What you see to the left of the bearing is the worm "carrier" going into the cast base. This bearing is not that in the HV6 table Steffan showed in his videos.. Just a simple shaft with no bearing. Back to this picture... the parts to the right of the bearing head over to the worm and that shaft is carried by the ID of the bearing. Look carefully... you see that the OD of the bearing extends up above the worm "carrier" to its left. It is physically impossible to extract the worm assembly because that bearing interferes. Video to illustrate:

(if it doesn't show, it's at youtu dot be slash DVRRloLEkNY)

Somebody got it in. There is a ring with two 5mm grub screws holding the shaft (the one passing thru the ID of the bearing toward the handle). That ring is a BRUTE to turn... I removed the screws and put a 25mm cap screw into one of the holes and used a tool to try and turn that while holding shaft stationary. Just a BEAR to make any progress at all. After I loosen it a little, the left plate of the bearing in the photo remains snug up against the worm "carrier" and the rest of the bearing seems to relax some and spread. The only thing I can think that can get that shaft out is to pull that nut on the outside off completely (though it moves with such difficulty I'm not convinced I won't hurt something by pressing the issue). Then pull the worm "carrier" and push the shaft completely inside the casting (if it will go.. I have my concerns) and pray the bearing slides off and I'm able to slide the bearing off the shaft and then pull the shaft out thru the hole. I did not realize the crack addict that designed the SB7 shaper later worked on rotary tables:)

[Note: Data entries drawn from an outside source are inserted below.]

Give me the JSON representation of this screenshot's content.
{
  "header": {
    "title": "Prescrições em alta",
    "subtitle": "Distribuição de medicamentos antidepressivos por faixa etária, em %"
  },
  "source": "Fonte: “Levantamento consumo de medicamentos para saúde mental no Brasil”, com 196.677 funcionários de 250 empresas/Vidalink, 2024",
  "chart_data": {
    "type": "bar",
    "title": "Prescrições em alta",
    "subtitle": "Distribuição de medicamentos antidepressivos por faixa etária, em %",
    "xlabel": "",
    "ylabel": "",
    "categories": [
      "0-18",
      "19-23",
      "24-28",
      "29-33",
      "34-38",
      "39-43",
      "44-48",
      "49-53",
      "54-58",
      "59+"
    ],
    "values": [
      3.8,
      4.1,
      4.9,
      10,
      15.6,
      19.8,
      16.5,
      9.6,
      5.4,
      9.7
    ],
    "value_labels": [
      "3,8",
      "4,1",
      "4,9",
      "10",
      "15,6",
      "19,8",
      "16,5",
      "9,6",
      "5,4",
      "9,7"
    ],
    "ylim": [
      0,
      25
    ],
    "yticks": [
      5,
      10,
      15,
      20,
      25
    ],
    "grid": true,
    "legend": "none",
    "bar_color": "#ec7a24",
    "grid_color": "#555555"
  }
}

I want to slow the train down and hear from the smart guys. Anyone have any thoughts on this? If this turns into a monster pushup, I will just return it and get the Grizzly table... my second choice.

I was also not wild about this rust on the inside of the table casting but it is honestly in a position of no importance. The paperwork indicates my table has been sitting around since 2016 so it had time to rust. I also notice that the interior is not coated with that red oil-tolerant paint you see in SG's Vertex videos and others. Guessing it's not a big deal other than establish the curiosity that maybe it's not actual Vertex.

20180601_212558.jpg

So.. anyone have any thoughts on this? Thanks in advance.

CW
 
It really amazes me to read about people buying cheap made junk at high prices and after getting them home and looking them over find all sorts of things wrong with them. Then we will debate about them for weeks. An old adage you get what you pay for.
 
Thank you.. My existence is one long series of continuous extreme failure. If you saw Flowers for Algernon, that was basically about me, except the part in the middle where he was smart.

Still looking for input on moving that bearing.
 
Clock work,
Your detail photography is great but you're not displaying the "big picture". Please show "overview" photos, then zoom in.
You mention "a ring with two 5mm grub screws holding the shaft" but I don't see it in any of the photos. Where is it?
WAG = The grub screws have done damage where they bit into the soft shaft and that's why the ring is hard to remove. Keep trying. Can you see shaft damage through one or both of the grub screw holes?
 
Add a picture of the exterior of the housing around the worm shaft (as in the video, with nothing attached to the shaft).